5.2 Bij de beoordeling van een tegen een advocaat ingediende klacht dient de tuchtrechter het aan de advocaat verweten handelen of nalaten te toetsen aan de in artikel 46 Advocatenwet omschreven normen. Bij deze toetsing is de tuchtrechter niet gebonden aan de gedragsregels, maar die regels kunnen, gezien het open karakter van de wettelijke normen, daarbij van belang zijn. Of het niet naleven van een bepaalde gedragsregel ook tuchtrechtelijk verwijtbaar handelen oplevert, hangt af van de feitelijke omstandigheden en wordt door de tuchtrechter per geval beoordeeld.
Klachtonderdeel a)
5.3 Klaagster verwijt verweerder dat hij haar in de steek heeft gelaten, jarenlang geen gehoor heeft gegeven aan haar diverse verzoeken om actie te ondernemen tegen Allianz, en dat hij daarmee niet voldoende voor haar belangen is opgekomen. Door het handelen van verweerder is onnodig veel vertraging in haar zaak ontstaan. Als verweerder de belangen van klaagster voortvarend en op de juiste wijze had behartigd, dan had klaagster inmiddels een passend voorschot van Allianz ontvangen en dan had de zaak al jaren geleden afgerond kunnen zijn.

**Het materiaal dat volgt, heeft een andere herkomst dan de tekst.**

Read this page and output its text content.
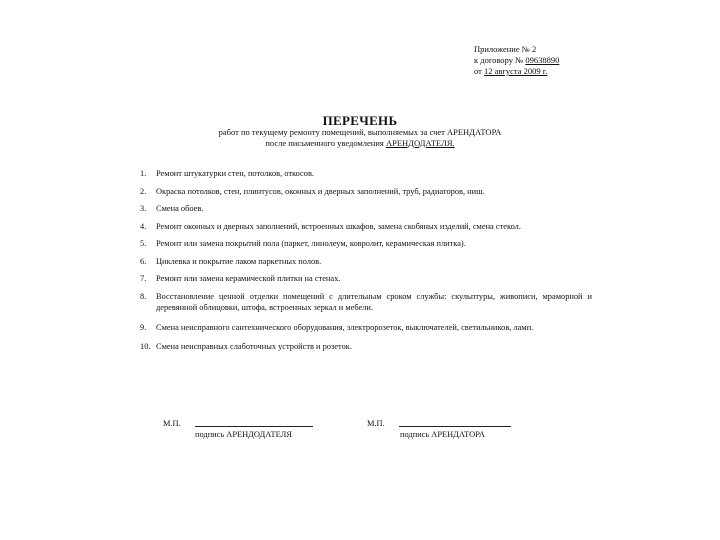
Приложение № 2
к договору № 09638890
от 12 августа 2009 г.
ПЕРЕЧЕНЬ
работ по текущему ремонту помещений, выполняемых за счет АРЕНДАТОРА
после письменного уведомления АРЕНДОДАТЕЛЯ.
1. Ремонт штукатурки стен, потолков, откосов.
2. Окраска потолков, стен, плинтусов, оконных и дверных заполнений, труб, радиаторов, ниш.
3. Смена обоев.
4. Ремонт оконных и дверных заполнений, встроенных шкафов, замена скобяных изделий, смена стекол.
5. Ремонт или замена покрытий пола (паркет, линолеум, ковролит, керамическая плитка).
6. Циклевка и покрытие лаком паркетных полов.
7. Ремонт или замена керамической плитки на стенах.
8. Восстановление ценной отделки помещений с длительным сроком службы: скульптуры, живописи, мраморной и деревянной облицовки, штофа, встроенных зеркал и мебели.
9. Смена неисправного сантехнического оборудования, электророзеток, выключателей, светильников, ламп.
10. Смена неисправных слаботочных устройств и розеток.
М.П.
подпись АРЕНДОДАТЕЛЯ
М.П.
подпись АРЕНДАТОРА
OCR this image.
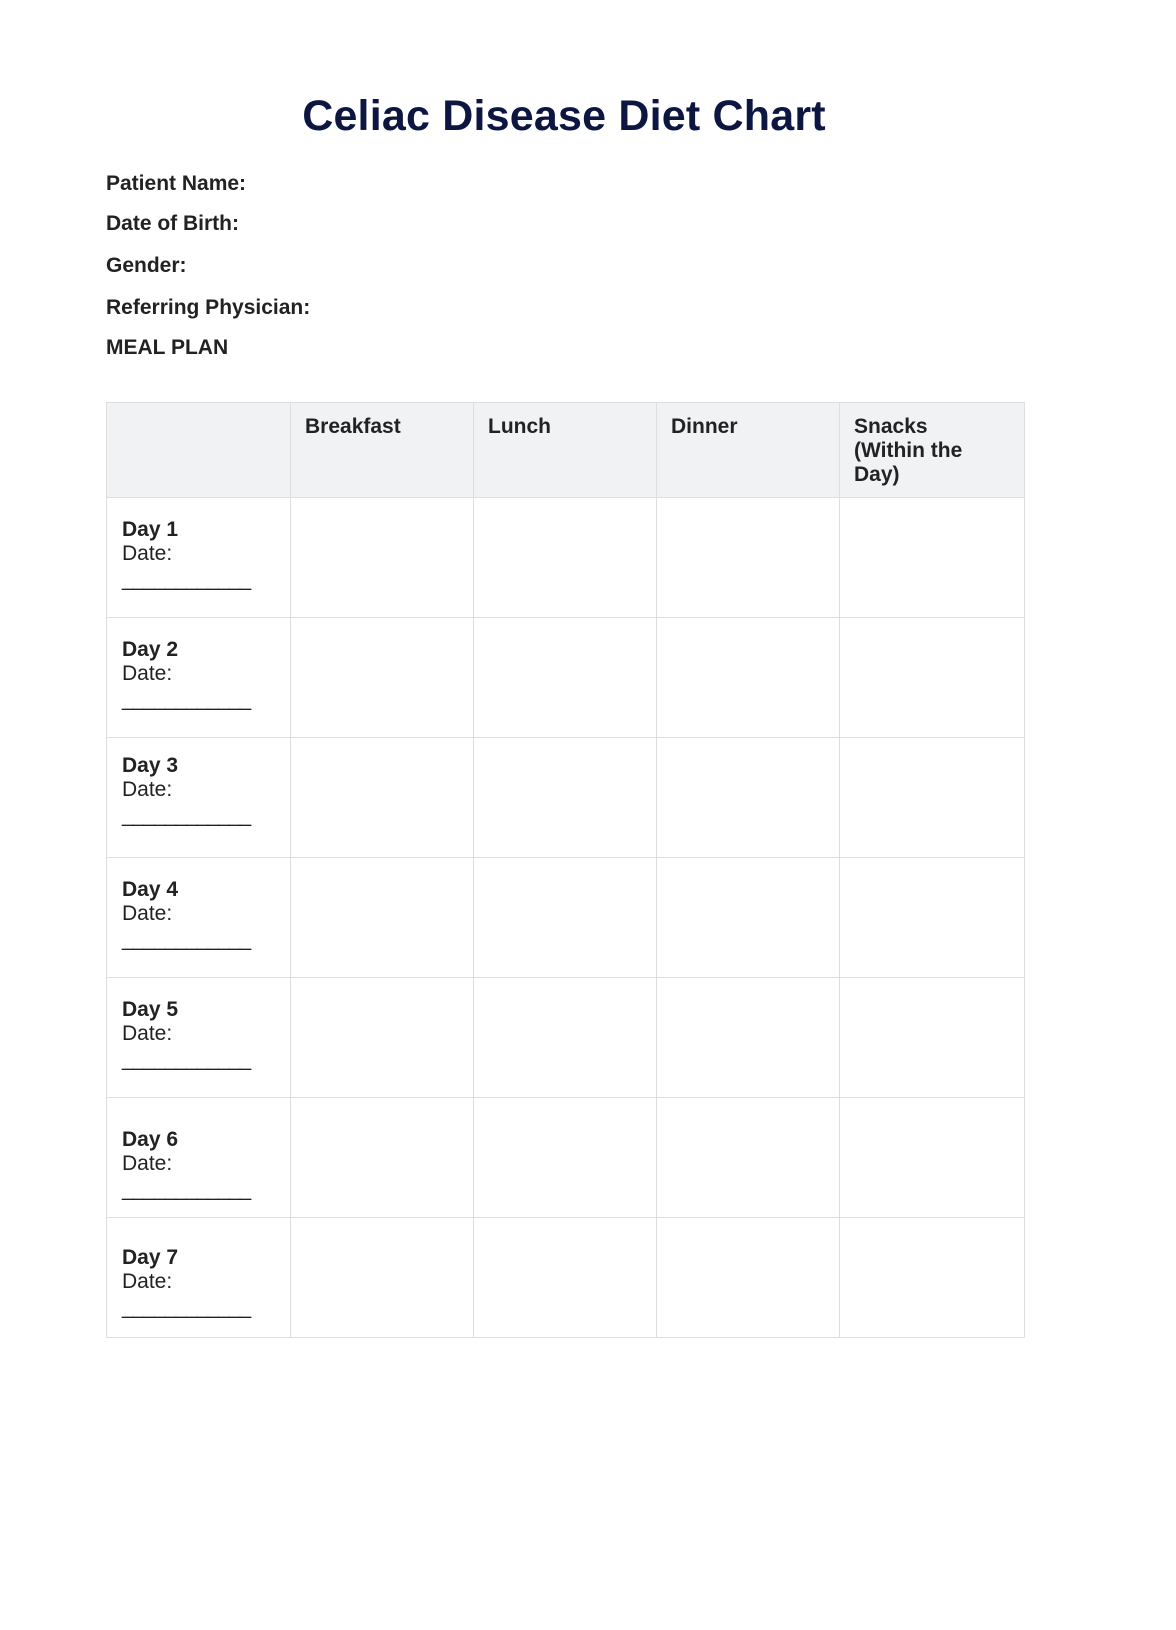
Celiac Disease Diet Chart
Patient Name:
Date of Birth:
Gender:
Referring Physician:
MEAL PLAN
	Breakfast	Lunch	Dinner	Snacks (Within the Day)

Day 1
Date:
____________				

Day 2
Date:
____________				

Day 3
Date:
____________				

Day 4
Date:
____________				

Day 5
Date:
____________				

Day 6
Date:
____________				

Day 7
Date:
____________				
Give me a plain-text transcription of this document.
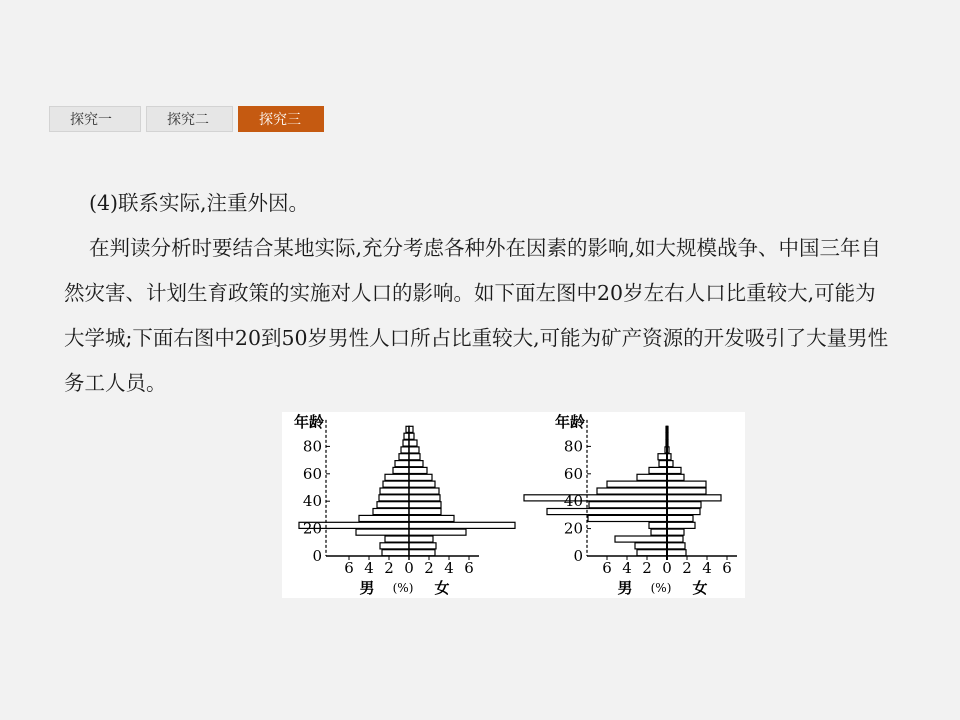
探究一	探究二	探究三

(4)联系实际,注重外因。

在判读分析时要结合某地实际,充分考虑各种外在因素的影响,如大规模战争、中国三年自然灾害、计划生育政策的实施对人口的影响。如下面左图中20岁左右人口比重较大,可能为大学城;下面右图中20到50岁男性人口所占比重较大,可能为矿产资源的开发吸引了大量男性务工人员。

0
20
40
60
80
6 4 2 0 2 4 6
年龄
男 (%) 女
0
20
40
60
80
6 4 2 0 2 4 6
年龄
男 (%) 女
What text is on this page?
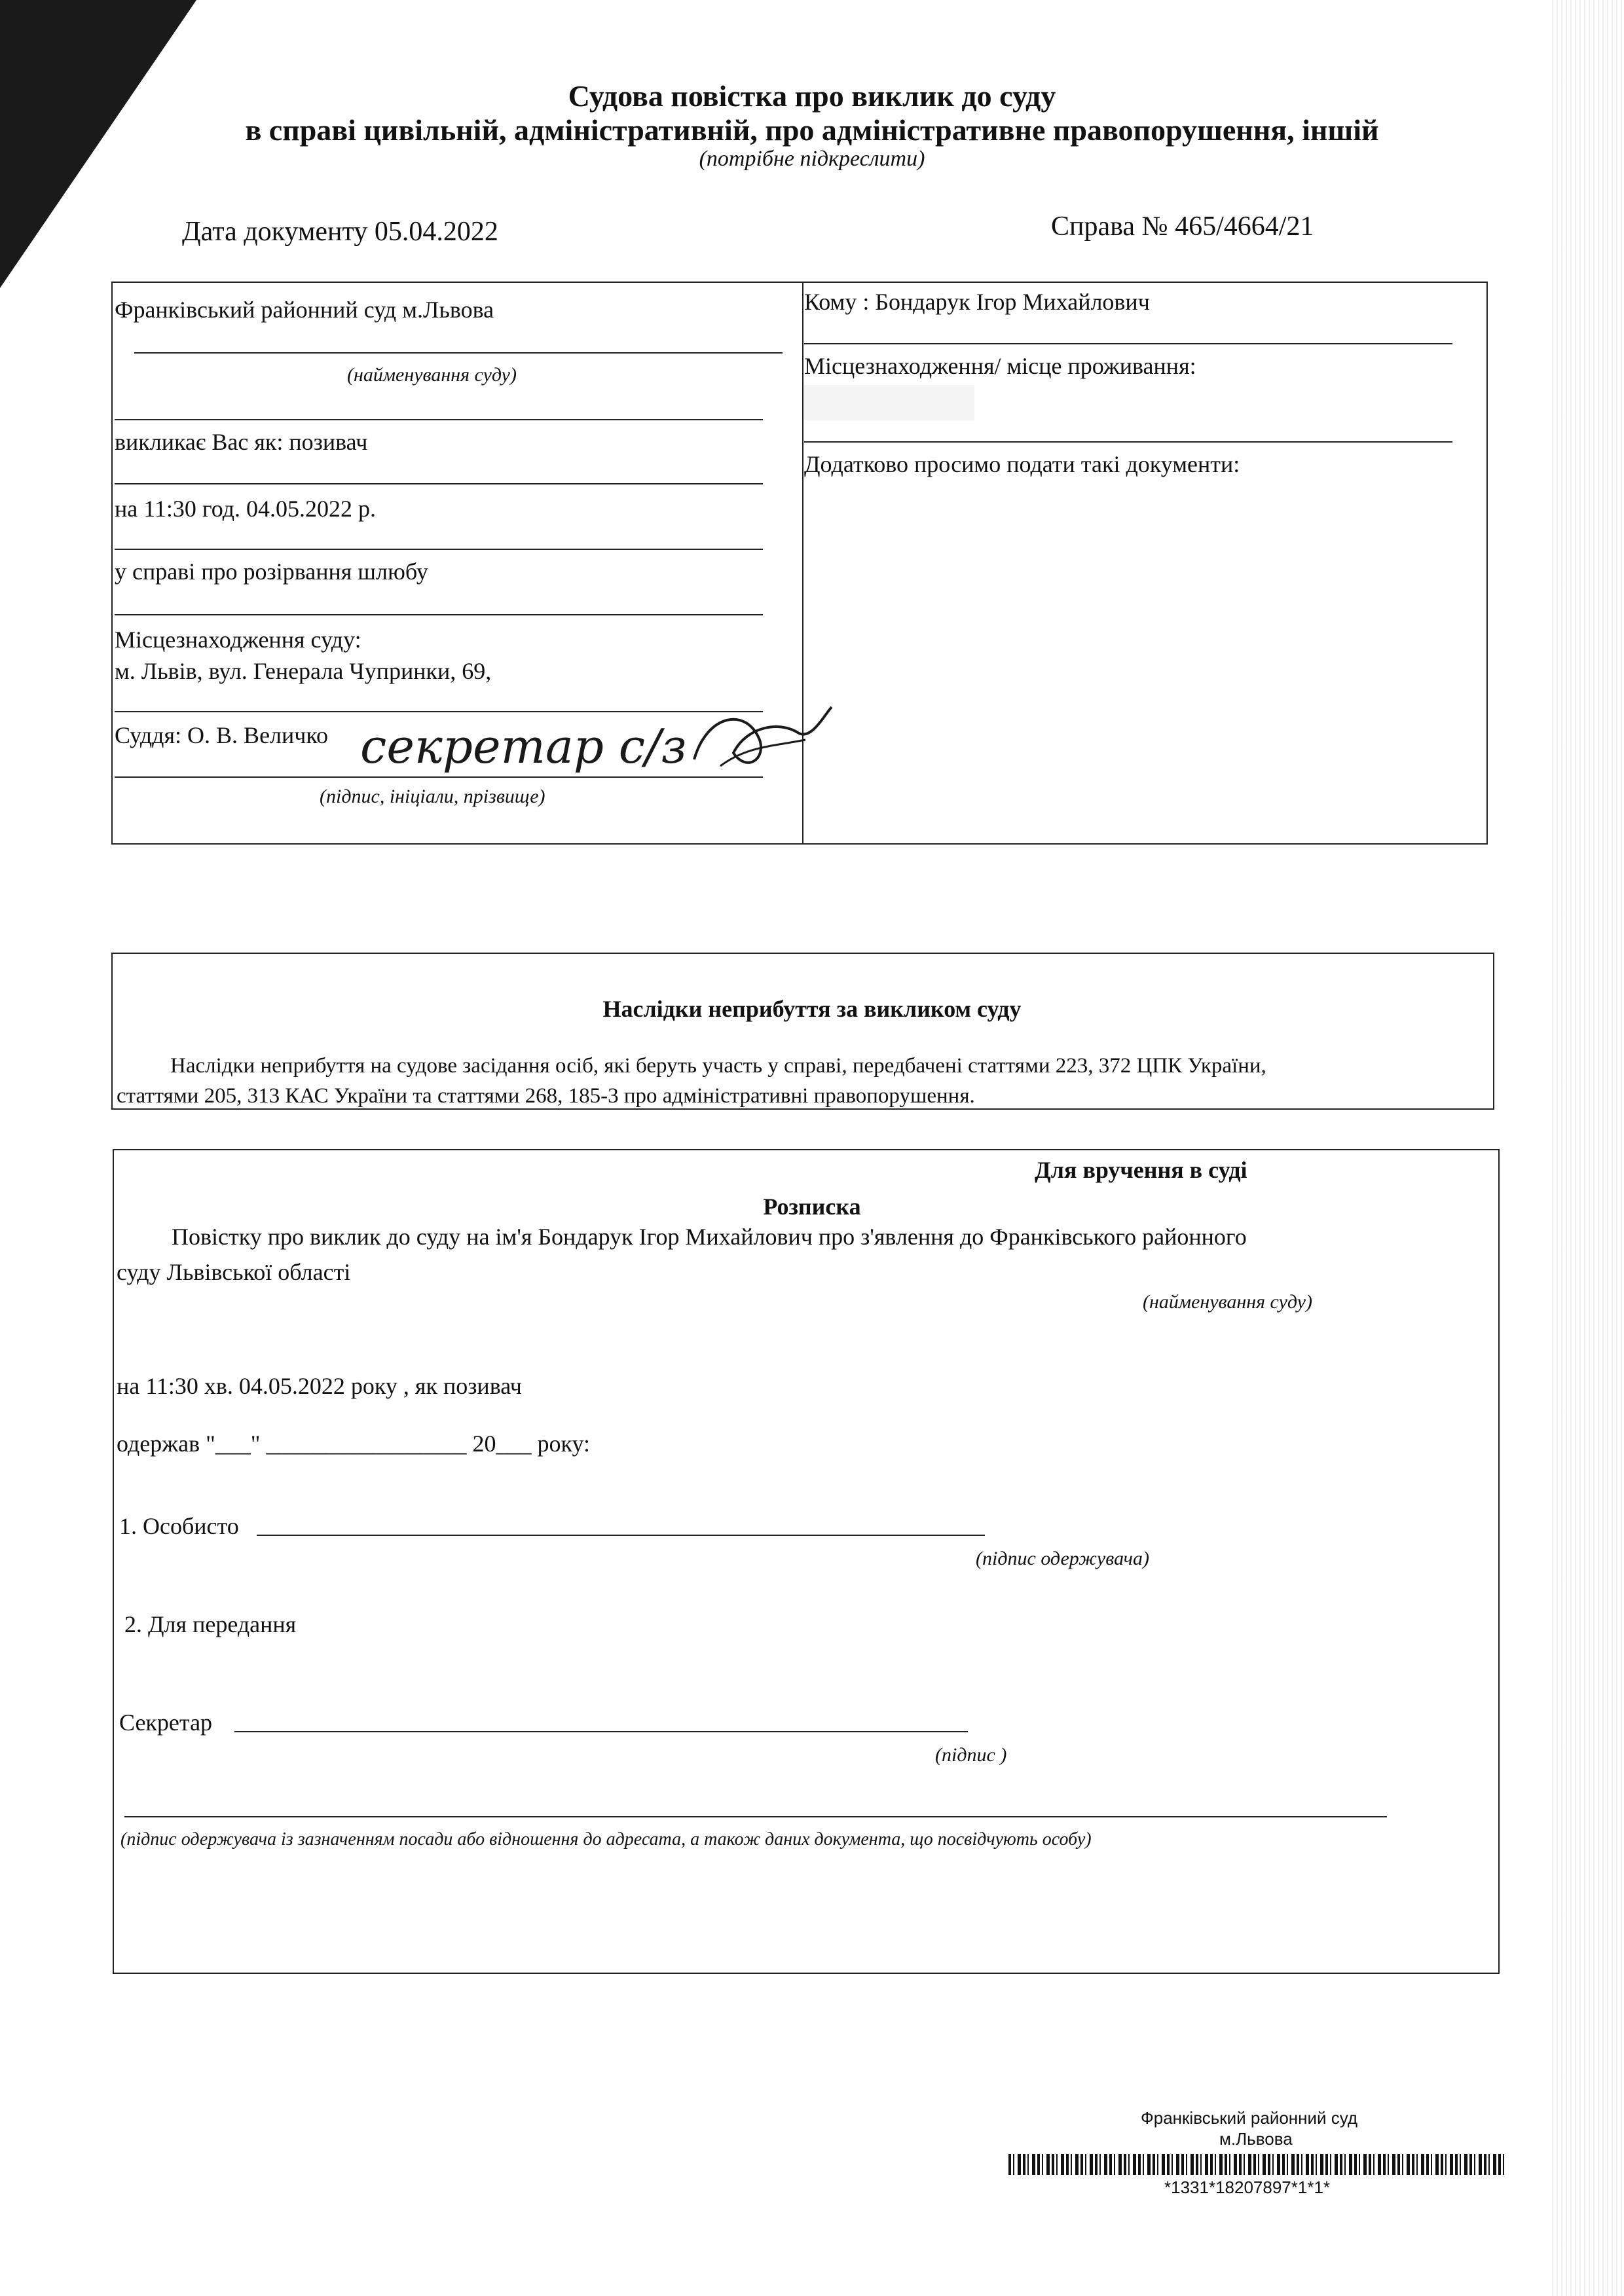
Судова повістка про виклик до суду
в справі цивільній, адміністративній, про адміністративне правопорушення, іншій
(потрібне підкреслити)
Дата документу 05.04.2022	Справа № 465/4664/21
Франківський районний суд м.Львова
(найменування суду)
викликає Вас як: позивач
на 11:30 год. 04.05.2022 р.
у справі про розірвання шлюбу
Місцезнаходження суду:
м. Львів, вул. Генерала Чупринки, 69,
Суддя: О. В. Величко секретар с/з
(підпис, ініціали, прізвище)
Кому : Бондарук Ігор Михайлович
Місцезнаходження/ місце проживання:
Додатково просимо подати такі документи:
Наслідки неприбуття за викликом суду
Наслідки неприбуття на судове засідання осіб, які беруть участь у справі, передбачені статтями 223, 372 ЦПК України,
статтями 205, 313 КАС України та статтями 268, 185-3 про адміністративні правопорушення.
Для вручення в суді
Розписка
Повістку про виклик до суду на ім'я Бондарук Ігор Михайлович про з'явлення до Франківського районного
суду Львівської області
(найменування суду)
на 11:30 хв. 04.05.2022 року , як позивач
одержав "___" _________________ 20___ року:
1. Особисто
(підпис одержувача)
2. Для передання
Секретар
(підпис )
(підпис одержувача із зазначенням посади або відношення до адресата, а також даних документа, що посвідчують особу)
Франківський районний суд
м.Львова
*1331*18207897*1*1*
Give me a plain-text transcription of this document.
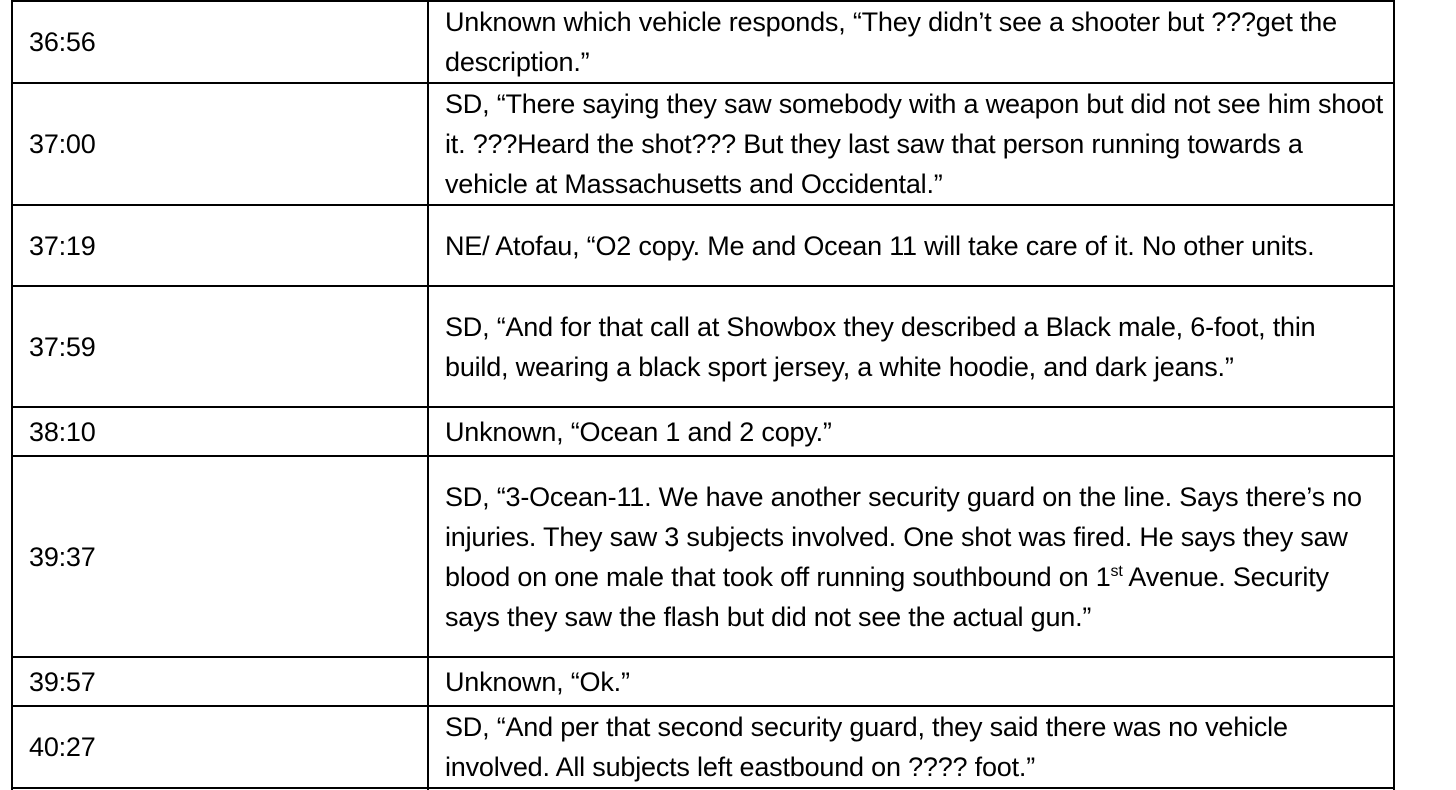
36:56	Unknown which vehicle responds, “They didn’t see a shooter but ???get the description.”
37:00	SD, “There saying they saw somebody with a weapon but did not see him shoot it. ???Heard the shot??? But they last saw that person running towards a vehicle at Massachusetts and Occidental.”
37:19	NE/ Atofau, “O2 copy. Me and Ocean 11 will take care of it. No other units.
37:59	SD, “And for that call at Showbox they described a Black male, 6-foot, thin build, wearing a black sport jersey, a white hoodie, and dark jeans.”
38:10	Unknown, “Ocean 1 and 2 copy.”
39:37	SD, “3-Ocean-11. We have another security guard on the line. Says there’s no injuries. They saw 3 subjects involved. One shot was fired. He says they saw blood on one male that took off running southbound on 1st Avenue. Security says they saw the flash but did not see the actual gun.”
39:57	Unknown, “Ok.”
40:27	SD, “And per that second security guard, they said there was no vehicle involved. All subjects left eastbound on ???? foot.”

5.4 De raad stelt vast dat verweerder klaagster al sinds 2015 bijstaat en dat de zaak van klaagster tot op heden nog altijd niet is afgehandeld. Uit de inhoud van de veelvuldige correspondentie die klaagster en verweerder (en de voormalig partner van klaagster) in die periode over en weer met elkaar hebben gevoerd, blijkt duidelijk dat er tussen hen een verschil van mening bestaat over de vraag of een verzekeringsgeneeskundig onderzoek noodzakelijk is. Verweerder heeft klaagster meermaals geadviseerd om haar medewerking daaraan te verlenen, maar klaagster ging daar niet mee akkoord. Alhoewel klaagster ook zelf op meerdere momenten voor vertraging in de zaak heeft gezorgd, lag het bovenal op de weg van verweerder om, als bewaker van het proces, klaagster gedurende zijn bijstand steeds voor duidelijke keuzes te stellen en haar daarbij aan te geven wat de gevolgen zouden (kunnen) zijn als zij niet akkoord zou gaan met de door hem geadviseerde keuzes. Blijkens de inhoud van de correspondentie heeft verweerder er wel enkele malen op aangedrongen dat klaagster zijn adviezen zou opvolgen (zoals het meewerken aan een verzekeringsgeneeskundig onderzoek), maar heeft hij toen klaagster dat niet deed toch steeds zijn bijstand voortgezet en werden er geen knopen doorgehakt. Als gevolg van deze niet voortvarende handelwijze van verweerder is de zaak van klaagster in een impasse geraakt, die heeft voortgeduurd tot het moment van indiening van de klacht. Hierdoor is er, veertien jaar na het ongeval van klaagster, nog altijd geen zicht op een afhandeling van de zaak, bijvoorbeeld door een voor klaagster bevredigende regeling met de wederpartij. Verweerder heeft met zijn aanpak van de zaak naar het oordeel van de raad niet gehandeld met de zorgvuldigheid en de voortvarendheid die van hem in de gegeven omstandigheden mocht worden verwacht. De raad slaat acht op de in artikel 46g van de Advocatenwet (zoals hieronder bij 5.6 nader genoemd) genoemde vervaltermijn van drie jaar, maar acht deze termijn op klachtonderdeel a) niet van toepassing, omdat het gebrek aan voortvarendheid in de behandeling van de zaak heeft voortgeduurd tot aan de indiening van de klacht. De raad acht de hiervoor genoemde handelwijze van verweerder kwalijk en tuchtrechtelijk verwijtbaar.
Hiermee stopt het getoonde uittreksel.